高位的温柔压迫
教研室的空调风很凉,吹得桌面上的课件纸边角轻轻翻卷。
整屋人都安静,只有键盘轻微的敲击声。
陈姐坐在主位,脊背挺得很直。
她五十不到,以前是公办小学的副校长,正经带过毕业班,抓过全校教研。后来出来做教培,凭一己之力稳住了整个校区的小学部。
机构里清一色都是二十出头的年轻老师,出了校门就扎在这里,没进过正经公办课堂,没摸过真实的校内学情。所有人几乎都是跟着陈姐学出来的。

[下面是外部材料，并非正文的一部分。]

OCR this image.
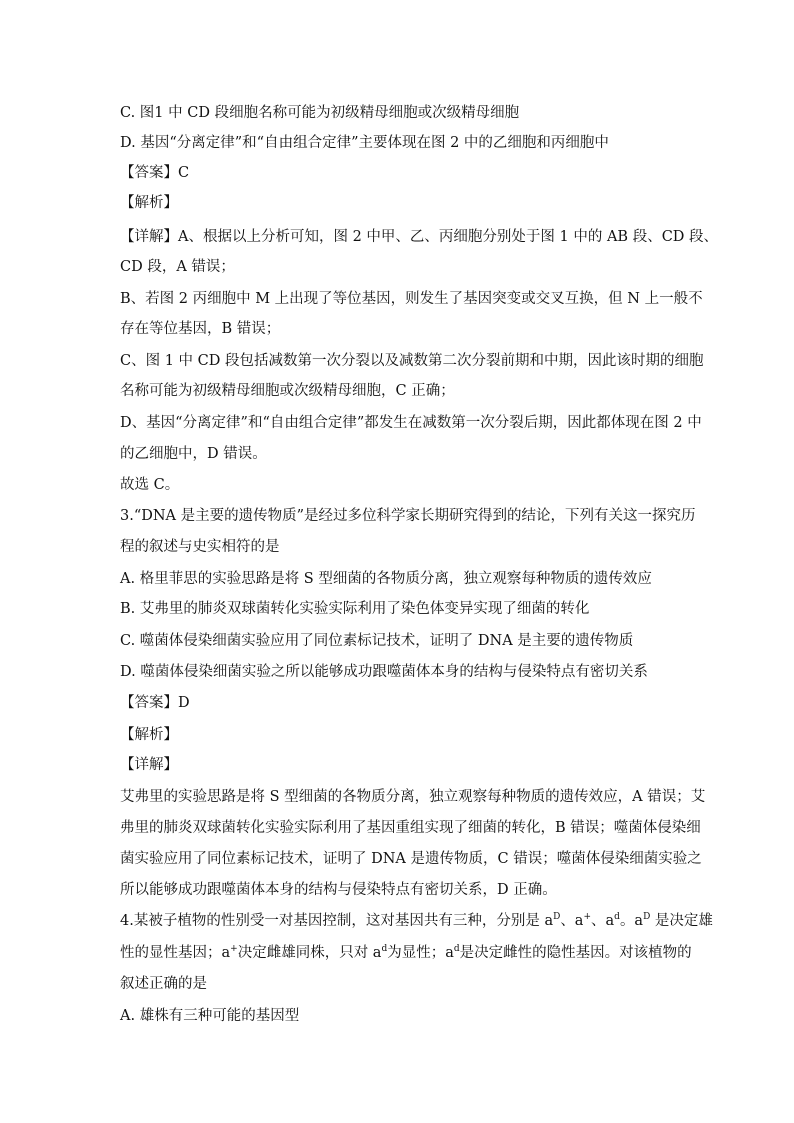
C. 图1 中 CD 段细胞名称可能为初级精母细胞或次级精母细胞
D. 基因“分离定律”和“自由组合定律”主要体现在图 2 中的乙细胞和丙细胞中
【答案】C
【解析】
【详解】A、根据以上分析可知，图 2 中甲、乙、丙细胞分别处于图 1 中的 AB 段、CD 段、
CD 段，A 错误；
B、若图 2 丙细胞中 M 上出现了等位基因，则发生了基因突变或交叉互换，但 N 上一般不
存在等位基因，B 错误；
C、图 1 中 CD 段包括减数第一次分裂以及减数第二次分裂前期和中期，因此该时期的细胞
名称可能为初级精母细胞或次级精母细胞，C 正确；
D、基因“分离定律”和“自由组合定律”都发生在减数第一次分裂后期，因此都体现在图 2 中
的乙细胞中，D 错误。
故选 C。
3.“DNA 是主要的遗传物质”是经过多位科学家长期研究得到的结论，下列有关这一探究历
程的叙述与史实相符的是
A. 格里菲思的实验思路是将 S 型细菌的各物质分离，独立观察每种物质的遗传效应
B. 艾弗里的肺炎双球菌转化实验实际利用了染色体变异实现了细菌的转化
C. 噬菌体侵染细菌实验应用了同位素标记技术，证明了 DNA 是主要的遗传物质
D. 噬菌体侵染细菌实验之所以能够成功跟噬菌体本身的结构与侵染特点有密切关系
【答案】D
【解析】
【详解】
艾弗里的实验思路是将 S 型细菌的各物质分离，独立观察每种物质的遗传效应，A 错误；艾
弗里的肺炎双球菌转化实验实际利用了基因重组实现了细菌的转化，B 错误；噬菌体侵染细
菌实验应用了同位素标记技术，证明了 DNA 是遗传物质，C 错误；噬菌体侵染细菌实验之
所以能够成功跟噬菌体本身的结构与侵染特点有密切关系，D 正确。
4.某被子植物的性别受一对基因控制，这对基因共有三种，分别是 $a^D$、a+、$a^d$。$a^D$ 是决定雄
性的显性基因；a+决定雌雄同株，只对 $a^d$为显性；$a^d$是决定雌性的隐性基因。对该植物的
叙述正确的是
A. 雄株有三种可能的基因型
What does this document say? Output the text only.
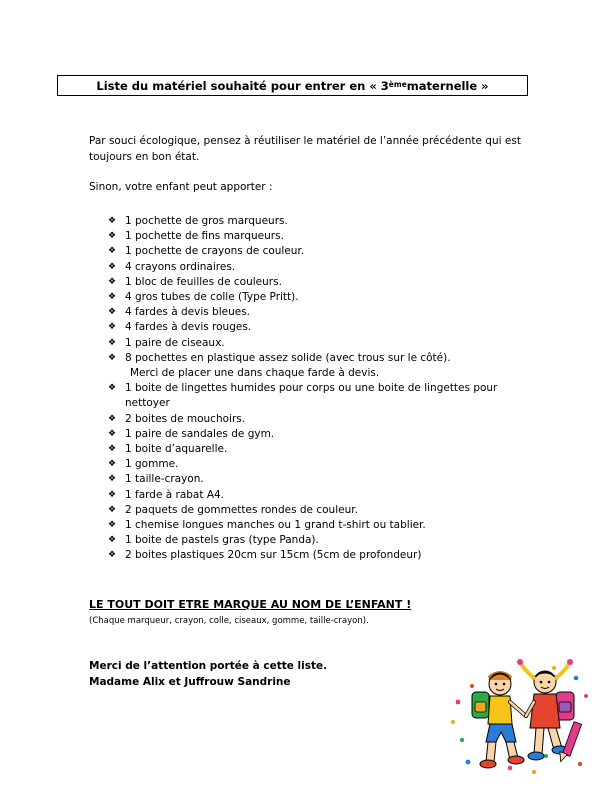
Liste du matériel souhaité pour entrer en « 3ème maternelle »
Par souci écologique, pensez à réutiliser le matériel de l’année précédente qui est toujours en bon état.
Sinon, votre enfant peut apporter :
❖ 1 pochette de gros marqueurs.
❖ 1 pochette de fins marqueurs.
❖ 1 pochette de crayons de couleur.
❖ 4 crayons ordinaires.
❖ 1 bloc de feuilles de couleurs.
❖ 4 gros tubes de colle (Type Pritt).
❖ 4 fardes à devis bleues.
❖ 4 fardes à devis rouges.
❖ 1 paire de ciseaux.
❖ 8 pochettes en plastique assez solide (avec trous sur le côté).
Merci de placer une dans chaque farde à devis.
❖ 1 boite de lingettes humides pour corps ou une boite de lingettes pour nettoyer
❖ 2 boites de mouchoirs.
❖ 1 paire de sandales de gym.
❖ 1 boite d’aquarelle.
❖ 1 gomme.
❖ 1 taille-crayon.
❖ 1 farde à rabat A4.
❖ 2 paquets de gommettes rondes de couleur.
❖ 1 chemise longues manches ou 1 grand t-shirt ou tablier.
❖ 1 boite de pastels gras (type Panda).
❖ 2 boites plastiques 20cm sur 15cm (5cm de profondeur)
LE TOUT DOIT ETRE MARQUE AU NOM DE L’ENFANT !
(Chaque marqueur, crayon, colle, ciseaux, gomme, taille-crayon).
Merci de l’attention portée à cette liste.
Madame Alix et Juffrouw Sandrine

久而久之,整个学科组的规矩、课件、授课标准,全是她定的。
大家习惯性听她的。
服从,已经成了习惯。
只有林舟不一样。
他入职两年,性子偏硬,不爱盲从,备课总有自己的一套细碎想法。别人都照着统一课件老老实实走流程,唯独他经常对着模板皱眉,总觉得有些环节落地别扭,学生跟不上,课堂很生硬。
这周集体磨课,所有人围坐在一起过新版课件。
轮到林舟发言,他犹豫了几秒,还是开口了。
“陈姐,我觉得这一板块难度跳得有点快,课堂上不好衔接。我试上过一次,学生反应很懵,能不能稍微改一下步骤,拆碎一点讲?”
声音不大,但整个屋子瞬间静了。
所有人下意识抬眼,看向主位的陈姐。
陈姐眼皮都没抬,翻着手里的备课记录,语气平平,没有半点波澜。
“不用改。”
她抬眸,看向林舟,说得很实在,很直白。
“我班上这批学生,全程这么上,做题没问题,掌握得很好。不存在跟不上的情况。”
一句话落地。
没有指责,没有训斥,甚至态度平和。
可就是这一句轻飘飘的实话,直接堵死了林舟所有的话。
林舟的喉咙瞬间像被堵住。
他知道陈姐没有恶意。
她只是在说自己的真实课堂情况,只是就事论事。
可在座所有人都听得出来——她的经验、她的课堂、她带出来的成绩,是所有人默认的标准答案。
她没问题,那有问题的,就只能是他。
是他把控不好课堂,是他不会讲,是他能力不够,才会觉得课件难。
林舟脸上瞬间烧得慌,耳尖发红,当众被压得抬不起头。
四周鸦雀无声,同事们都低着头,没人敢接话。大家心里明镜似的,谁都知道这不是课件的问题,是维度不一样。
陈姐带的是沉淀多年的优质学情,经验老道,控场顶级。
他们这些年轻新人,接手的学生五花八门,底子参差,根本没法照搬那一套。
可没人敢说。
林舟僵在原地,憋了很久,脸上的倔强一点点褪成难堪。
最后他勉强扯出一句:“那……你们看着办吧。我没别的意思,我就按我的想法备。你们自己选。”
语气硬,实则全是妥协和狼狈。
这场教研小分歧,就这么草草翻篇。
没人再讨论修改课件的事。
散会后,大家陆续收拾东西离开。
有人走在后面,听见陈姐低声自言自语了一句,语气坦然,甚至带着几分宽容。
“也行,每个人想法不一样,思路不同,很正常。”
在她眼里,这只是一场普通的教研讨论,各抒己见,她大度包容,没有放在心上。
她一直都是这样。
性子直,说话真,不藏不掖,待人坦荡,从来觉得自己光明磊落,对谁都真心提点,毫无架子。
可她不知道。
刚刚那短短几句话,已经让年轻的林舟,在整个团队面前,颜面扫地。
她以为的真诚直言、实事求是。
落在别人身上,就是毫无破绽的、温柔的、彻彻底底的降维打击。
校区的人都清楚,陈姐是实打实的能人。
她能力极强,眼光毒辣,用人也大胆。
她把自己以前的同学、老同事,不管是不是本学科出身,有没有教培经验,全都拉来校区任职。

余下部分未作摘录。